Una semana antes del
viaje lo invitamos a nuestra casa a almorzar. Llegó tarde, venía de una invitación
que le hizo un intelectual mexicano, Roger Bartra. Comió muy poco del lechón
que preparó Martha, mi esposa. Se ocupó más de oír música, de bailar un poco
con Alma. Se acercó a mi librero y escogió un libro de poemas de César Vallejo.
Posó la mirada en Los heraldos negros y leyó los versos con su voz
aguardentosa, casi gutural, que arrastraba bolivianamente mucho las erres, con
lágrimas que le llenaban los ojos:
“Hay golpes en la vida, tan fuertes...”.
Lo notaba algo enfermo, no cansado: enfermo, nostálgico, sufrido. Su lectura de los versos, con tanta tristeza en su rostro, era como un aviso premonitorio.

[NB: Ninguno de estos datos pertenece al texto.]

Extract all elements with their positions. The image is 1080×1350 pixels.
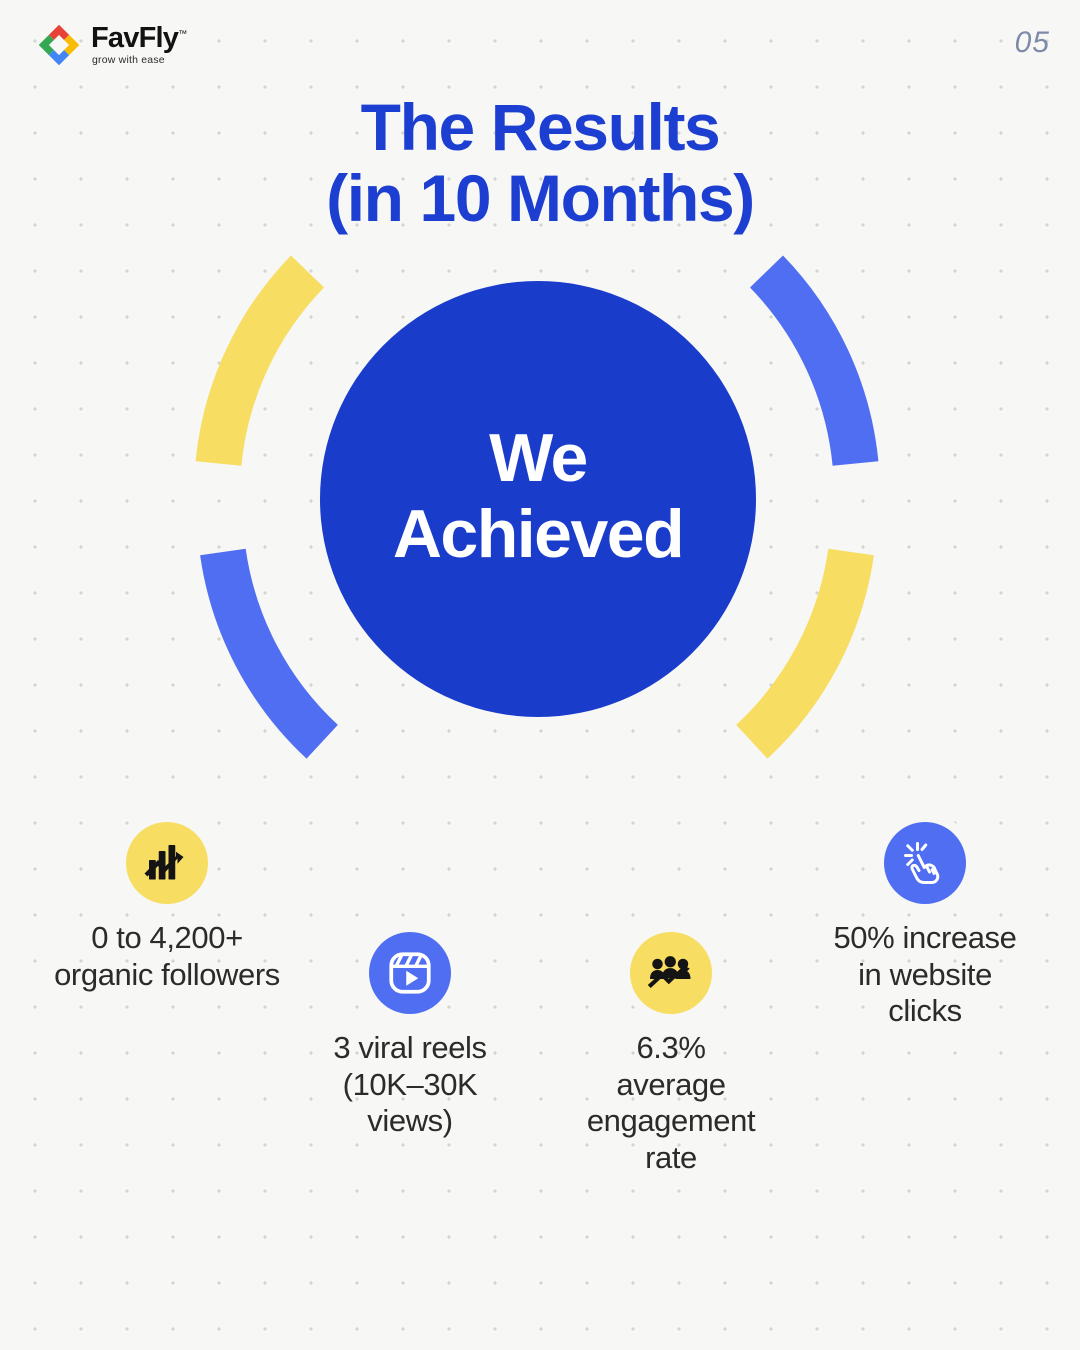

No en vano, después de este viaje a Bolivia, René volvió a México muy enfermo, enfermedad que duró hasta su muerte.
A René también, premonitoriamente, escuchaba Despedida de Tarija o Terremoto de Sipe Sipe. Luego de 40 años de su partida escuché muchas veces ese disco –tocado por una banda de caballería– que él me prestó y que hace un año devolví a su hijo Álvaro. Para tristeza mía y de muchos, él se nos adelantó en ese camino.
Cada 1 de mayo, en México, me llamaba por teléfono y me decía: “Te llamo a ti, Toranzo, porque los dos somos nacional-populares”. A veces, en el teléfono, se atrevía a cantar una canción que comenzaba así: “Primero de mayo, primero de mayo, fiesta de los k’oskosos choferes”.
Sus recuerdos, sus ideas sobre la Guerra del Chaco o la Revolución de 1952 me inducen a creer que lo más profundo que existía en él era un sentimiento nacionalista y que él mismo se reclamaba así y no como militante del PC.
Mi recuerdo más doloroso es cuando lo visité en 1984 en el Instituto Neurológico en el Distrito Federal, donde estaba internado, prácticamente desahuciado, cuando los médicos decían que tenía muerte cerebral. Yo le tomaba la mano y a él le brotaban unas lágrimas calladas que también a mí me hacían llorar y aún hoy me hacen derramar lágrimas. Murió en diciembre de ese año, un día antes de Navidad, a los 47 años de edad,
Siendo joven lo miraba como a un gigante, un gran intelectual, un teórico reconocido en Latinoamérica. Sin perder esa sensación y respeto, poco a poco fui teniéndole más confianza. La preocupación por Bolivia nos acercaba, pero, ante todo, la academia y la lectura del marxismo. Compartíamos docencia en la Facultad de Economía de la UNAM. Mis lecturas de El Capital se volvieron más libres, más interdisciplinarias por el influjo suyo.
Él no fue mi maestro ni yo su discípulo, pero tuvo una influencia fuerte en mi formación y en mi camino interdisciplinario que hasta hoy uso para entender la realidad. No soy zavaletiano ni zavaletólogo, pero conocí bien al personaje y su obra.
Conocer a Zavaleta era entender y mirar a un boliviano de tiempo completo, de esos en los cuales cala muy hondo la historia del país y preocupa su futuro. Zavaleta tenía sus radicalismos, como las tenemos todos los bolivianos. Yo destacaba esos radicalismos, me parecía que radicaban en su carácter marxista y su ser boliviano. Con el tiempo me reafirmo en ellas, pero las relativizo e incorporo en mi mirada su ser nacional-popular, que implica no otra cosa que la huella profunda que dejó en su alma la Revolución de Abril.
Los obreros movilizados, esos que combatieron en el Puente de la Villa, en Villa Victoria, esos mineros que se descolgaban desde el Alto de La Paz –antes despoblado– desde Milluni hacia la hoyada paceña para enfrentarse al Ejército que trataba de impedir la Revolución. Sí, René era un nacional-popular de tiempo completo. Por eso, alguna vez le regalé un artículo que se llamaba El cholo Zavaleta. Pasan 40 años y lo sigo recordando con cariño.